The OLED display panels are produced by LG in South Korea, while the specialty curved cover glass is formed in Japan, and the touch-sensitive film sensors and semiconductor driver electronics are made by companies LX Semicon and MagnaChip, based in South Korea. Meanwhile, the connectors and wiring harnesses are made by TE Connectivity, with some assembled or partially integrated in Mexico.

“The challenge is tracing each of these carefully manufactured components across multiple borders, through various stages of assembly and integration, to clearly understand where exemptions exist and where tariffs might bite,” said Brandon Daniels, Exiger CEO.

“Every time a product crosses a border, it adds layers of complexity — costs, paperwork, and potential delays,” said Ronald Kleijwegt, CEO at Vinturas, a global supply chain collaboration network, serving global manufacturers and OEMs, like Mitsubishi, and The Association of European Vehicle Logistics. “Many supply chains today are built for efficiency, but new tariffs are forcing companies to rethink their strategies. This could mean adjusting trade routes, shifting sourcing, or even relocating production to manage costs and minimize disruptions.”

And it likely means more cost of doing business for many.

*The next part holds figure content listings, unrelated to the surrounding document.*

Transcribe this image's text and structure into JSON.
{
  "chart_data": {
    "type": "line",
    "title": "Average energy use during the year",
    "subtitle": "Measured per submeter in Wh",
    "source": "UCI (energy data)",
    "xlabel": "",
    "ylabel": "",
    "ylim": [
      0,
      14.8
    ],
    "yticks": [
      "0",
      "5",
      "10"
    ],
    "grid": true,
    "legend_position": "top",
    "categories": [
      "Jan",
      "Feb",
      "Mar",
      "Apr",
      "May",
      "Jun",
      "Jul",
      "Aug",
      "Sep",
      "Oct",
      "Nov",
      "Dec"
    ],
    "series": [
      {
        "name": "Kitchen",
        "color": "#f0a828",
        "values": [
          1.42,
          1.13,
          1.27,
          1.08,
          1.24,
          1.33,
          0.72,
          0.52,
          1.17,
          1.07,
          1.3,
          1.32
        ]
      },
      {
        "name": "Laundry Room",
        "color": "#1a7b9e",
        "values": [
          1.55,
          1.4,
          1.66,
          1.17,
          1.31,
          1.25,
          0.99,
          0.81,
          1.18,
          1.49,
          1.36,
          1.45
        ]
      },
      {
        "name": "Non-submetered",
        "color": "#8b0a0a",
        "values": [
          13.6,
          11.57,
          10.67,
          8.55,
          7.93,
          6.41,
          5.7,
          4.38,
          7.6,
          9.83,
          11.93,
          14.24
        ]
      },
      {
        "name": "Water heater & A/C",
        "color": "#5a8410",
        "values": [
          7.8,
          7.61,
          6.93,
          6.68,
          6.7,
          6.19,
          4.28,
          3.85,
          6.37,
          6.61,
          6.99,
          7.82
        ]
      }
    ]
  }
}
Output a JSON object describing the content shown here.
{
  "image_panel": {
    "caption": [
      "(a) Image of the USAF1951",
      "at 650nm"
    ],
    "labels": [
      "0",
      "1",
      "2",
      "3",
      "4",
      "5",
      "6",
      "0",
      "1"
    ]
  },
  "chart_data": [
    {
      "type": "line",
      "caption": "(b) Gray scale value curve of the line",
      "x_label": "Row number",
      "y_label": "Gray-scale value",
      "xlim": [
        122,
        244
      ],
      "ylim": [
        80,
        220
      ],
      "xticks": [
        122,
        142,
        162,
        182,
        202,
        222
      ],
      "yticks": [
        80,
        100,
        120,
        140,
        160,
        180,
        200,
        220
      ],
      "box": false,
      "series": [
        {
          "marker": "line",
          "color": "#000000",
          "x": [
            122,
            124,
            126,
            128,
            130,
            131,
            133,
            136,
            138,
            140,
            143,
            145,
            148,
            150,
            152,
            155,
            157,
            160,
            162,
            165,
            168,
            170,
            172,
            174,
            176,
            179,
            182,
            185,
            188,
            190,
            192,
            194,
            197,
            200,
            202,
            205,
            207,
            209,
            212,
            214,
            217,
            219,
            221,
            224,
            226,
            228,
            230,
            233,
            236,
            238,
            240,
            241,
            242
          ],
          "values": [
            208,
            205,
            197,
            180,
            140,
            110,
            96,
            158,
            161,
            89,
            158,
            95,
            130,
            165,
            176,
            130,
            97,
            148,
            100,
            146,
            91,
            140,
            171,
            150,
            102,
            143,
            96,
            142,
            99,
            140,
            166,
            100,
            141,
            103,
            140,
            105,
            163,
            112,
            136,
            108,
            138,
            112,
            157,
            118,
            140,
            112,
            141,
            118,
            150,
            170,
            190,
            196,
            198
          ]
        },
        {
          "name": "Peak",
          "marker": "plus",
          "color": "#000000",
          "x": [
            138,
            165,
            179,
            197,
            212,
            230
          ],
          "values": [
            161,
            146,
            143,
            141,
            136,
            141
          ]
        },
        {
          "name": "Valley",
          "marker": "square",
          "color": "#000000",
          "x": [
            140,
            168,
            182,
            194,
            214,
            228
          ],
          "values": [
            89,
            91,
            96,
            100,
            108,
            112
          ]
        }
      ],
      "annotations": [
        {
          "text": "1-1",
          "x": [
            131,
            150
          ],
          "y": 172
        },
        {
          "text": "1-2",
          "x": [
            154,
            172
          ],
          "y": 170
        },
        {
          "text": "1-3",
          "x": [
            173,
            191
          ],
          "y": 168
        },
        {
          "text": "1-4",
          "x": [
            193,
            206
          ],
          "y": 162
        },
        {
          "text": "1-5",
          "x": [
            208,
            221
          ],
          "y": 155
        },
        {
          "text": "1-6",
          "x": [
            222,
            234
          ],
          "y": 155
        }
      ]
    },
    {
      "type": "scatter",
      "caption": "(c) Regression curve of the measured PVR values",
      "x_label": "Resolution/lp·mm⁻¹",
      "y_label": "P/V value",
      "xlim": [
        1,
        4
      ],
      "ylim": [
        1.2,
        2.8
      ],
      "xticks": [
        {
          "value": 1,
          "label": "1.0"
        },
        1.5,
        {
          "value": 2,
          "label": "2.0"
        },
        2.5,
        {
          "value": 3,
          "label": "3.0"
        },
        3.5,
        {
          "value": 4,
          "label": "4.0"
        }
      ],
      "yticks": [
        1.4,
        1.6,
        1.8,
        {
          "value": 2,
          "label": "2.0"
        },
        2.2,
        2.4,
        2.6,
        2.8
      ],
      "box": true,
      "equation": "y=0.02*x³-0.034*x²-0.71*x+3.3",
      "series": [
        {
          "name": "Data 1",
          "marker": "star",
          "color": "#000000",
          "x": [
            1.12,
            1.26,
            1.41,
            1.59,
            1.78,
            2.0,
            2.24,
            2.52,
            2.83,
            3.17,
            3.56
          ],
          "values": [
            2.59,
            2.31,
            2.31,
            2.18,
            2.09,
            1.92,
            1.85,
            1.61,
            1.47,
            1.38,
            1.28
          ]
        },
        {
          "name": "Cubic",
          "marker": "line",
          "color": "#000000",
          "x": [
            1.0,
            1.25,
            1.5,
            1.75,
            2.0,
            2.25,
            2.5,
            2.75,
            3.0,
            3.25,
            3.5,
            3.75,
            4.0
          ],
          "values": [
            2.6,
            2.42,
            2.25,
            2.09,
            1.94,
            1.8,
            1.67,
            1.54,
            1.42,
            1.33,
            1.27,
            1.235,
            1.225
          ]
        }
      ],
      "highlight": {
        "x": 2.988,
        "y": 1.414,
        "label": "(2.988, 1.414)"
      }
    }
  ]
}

“Smaller importers may face higher brokerage costs because of their inability to navigate all the different tariffs,” said Andre C. Winters, founder and principal of supply chain consultancy and planning company, HudsonWinters. “This new trade war is more than tariffs. It’s the rising costs from sourcing, manufacturing, to the logistics costs. There will be a need for individuals that see the big picture, not just experts in one piece of the supply chain to quantify the costs.”

Winters is among those doubtful that companies will bring manufacturing back to the U.S. in a hurry.

“This trade war is not an incentive to come back to the United States,” said Winters. “Companies will look to other countries that are being hit with lower tariffs. If I’m paying 40% in Vietnam and I can get 20% tariff in another country, I’ll go there, because in the end, it is still cheaper than coming back to America.”